Another thing I learned about Halloween is that John Carpenter didn't want Michael Myers to be in any way, shape, or form relatable. Mr. Carpenter, if you're reading this (highly doubtful, but humor me), I can only say thank you, good sir! Why can't more writers quit putting killers on such undeservedly high pedestals? And why would anyone want to relate to Michael anyway? I've got to say, as far as villains go, Michael Myers is remarkably uninteresting. Michael, on the other hand, is a voiceless, motiveless hack n' slasher with the personality of a dryer sheet. Really, the only fascinating thing about him is how damn inextinguishable he is. To quote the Joker from Batman: Mask of the Phantasm, he's harder to kill than a cockroach on steroids. Michael is shot, stabbed by a knife and a knitting needle (as a knitter I grinned like a dope at this), pelleted with bullets a la Bonnie and Clyde, falls from windows… and he keeps on going! Maybe that's the real reason why he's crazy, immortality's just getting him down.
I don't hate Halloween, but I can't really like it either. Blame it on my slasher movie cooties.

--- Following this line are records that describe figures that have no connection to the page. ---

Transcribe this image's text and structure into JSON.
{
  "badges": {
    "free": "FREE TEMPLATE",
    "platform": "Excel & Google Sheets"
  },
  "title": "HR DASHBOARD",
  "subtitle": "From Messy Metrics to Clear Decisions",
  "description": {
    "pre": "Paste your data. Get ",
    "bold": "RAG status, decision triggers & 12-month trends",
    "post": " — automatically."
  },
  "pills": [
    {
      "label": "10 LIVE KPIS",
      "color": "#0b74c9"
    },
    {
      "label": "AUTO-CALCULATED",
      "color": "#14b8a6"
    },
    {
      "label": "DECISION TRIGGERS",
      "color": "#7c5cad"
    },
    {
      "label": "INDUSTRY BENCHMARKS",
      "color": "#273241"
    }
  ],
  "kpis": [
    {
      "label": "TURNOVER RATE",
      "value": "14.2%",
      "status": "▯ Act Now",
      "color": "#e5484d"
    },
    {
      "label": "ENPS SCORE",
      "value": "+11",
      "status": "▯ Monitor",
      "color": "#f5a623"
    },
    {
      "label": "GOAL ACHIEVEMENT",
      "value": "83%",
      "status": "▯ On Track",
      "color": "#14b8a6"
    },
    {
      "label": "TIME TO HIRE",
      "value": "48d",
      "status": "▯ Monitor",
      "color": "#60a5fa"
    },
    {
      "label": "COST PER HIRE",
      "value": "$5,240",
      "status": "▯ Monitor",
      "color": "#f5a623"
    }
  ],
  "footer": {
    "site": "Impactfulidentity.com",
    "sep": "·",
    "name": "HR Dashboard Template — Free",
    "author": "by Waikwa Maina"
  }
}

Still, it's at least a stylish enough movie, and it was, for many years, the most successful independent film ever made. It spawned imitators, as opposed to being an imitator, so it deserves props for that. Carpenter is adept at building character and mood, so when shocking things happen, you aren't just surprised, you really care, if only a little.
I hope everyone had a Happy Halloween, hope you got more Dove bars than candy corns, and may all your future Halloweens be merry, bright, and free from psycho killers in Shatner masks!